Yıllardır kanserle savaşan gazeteci Gülçin Uysal Tahiroğlu, hastalık sürecinde yaşadıklarını anlattığı “Gutana” isimli kitabı için Akademi Kitabevi’nde imza günü düzenledi

08 Mart 2019 - 09:45

Mete Utku

“Önce anne, sonra 16 yıl kanserle mücadele eden bir kadın… Sol göğsümü bir amazon kadını misali adeta yıllar yılı savaşmak için kaybetmişim... Organlarımı birer birer toprağa versem de mücadeleden asla vazgeçmedim. Yaşama sımsıkı tutundum. Bir yanda kurtlar sofrasında çalıştım, diğer yanda kuzularımı korudum… Sevdim, sevildim, iyiliği yoldaş bildim.”Bu sözlerle hikâyesini anlatan Tahiroğlu’nun imza günü 2 Mart Cumartesi günü Akademi Kitabevi’nde yoğun bir katılımla gerçekleşti.

“GUTANA BENİM KİMLİĞİM”

İki çocuk annesi, gazeteci Gülçin Uysal Tahiroğlu’na ilk kanser tanısı 2001’de kondu. ‘Bitti’ derken, dört yıl sonra peş peşe başka tümörler geldi. Üst yutak, akciğerler ve göz sinirinin üzerine oturdu. Zorlu ameliyat, ilaç, ışın tedavileri aldı. Kendi deyimiyle “organlarını birer birer toprağa verdi.” Buna rağmen “Niye ben?” diye sorgulamak yerine, “Benim ayrıcalığım ne diğer insanlardan” diye düşünmeyi tercih etti. Süreçte, sol gözünü kaybetti. Sağ gözü çok az görüyor. Ama “Timur” adını verdiği tümörle mücadeleden asla vazgeçmiyor. Hastalığı ile uğraşırken bir yandan kızları Çağlar ve Pınar’ı büyüttü, onların hayallerinin kapılarını açık tuttu.
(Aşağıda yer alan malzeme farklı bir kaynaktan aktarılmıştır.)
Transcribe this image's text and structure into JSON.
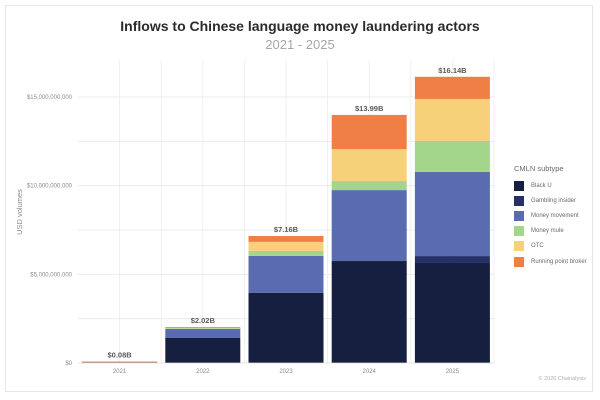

Başına gelen talihsizliklere rağmen pes etmeyip, hayata sıkı sıkı sarılan Gülçin Uysal Tahiroğlu, bu mücadelesinde anne rolünün çok önemli olduğunu belirtiyor. Kitabına da bu sebeple ad-soyadının baş harfleri ve ‘ana’ sözcüğünden türettiği Gutana adını vermiş. Tahiroğlu, “Hastalıkla mücadelemde anne kimliğim her zaman çok önde. O öne çıktıkça hayatımdan asla kopamayacağımı hissettim ve mücadelemde ana rolü çok önemli olduğu için kitabıma bu ismi verdim. Bu isim zaman içerisinde benim kimliğimi oluşturdu.” dedi.

BU İŞİN DİNAMİĞİ SEVGİ

Hastalıkla mücadele ederken insanın kendisini çevresinden soyutlamaması gerektiğine dikkat çeken yazar şöyle anlatıyor: “Kendinizi asla yalnız hissetmeyin çevrenizi dostlarınız sarsın, buna izin verin, yalnızlığa mahkûm etmeyin kendinizi. Hasta olmanız yalnız mücadele etmenizi gerektirmiyor. Elbette iç mücadeleniz çok önemli eğer o olmazsa, hayatla hesaplaşmanız bitmişse o zaman her şey size ağır gelebilir. Hastalıkla mücadele etmeniz için kesinlikle iç huzurunuzun da olması lazım fakat yine de kendinizi o iç huzur içinde yalnız bırakmamalısınız çünkü çevrenizdeki insanlarla var olabiliyorsunuz, bu işin dinamiği sevgidir. Sevgi içinizde var olduğu sürece daha iyi mücadele edebiliyorsunuz.”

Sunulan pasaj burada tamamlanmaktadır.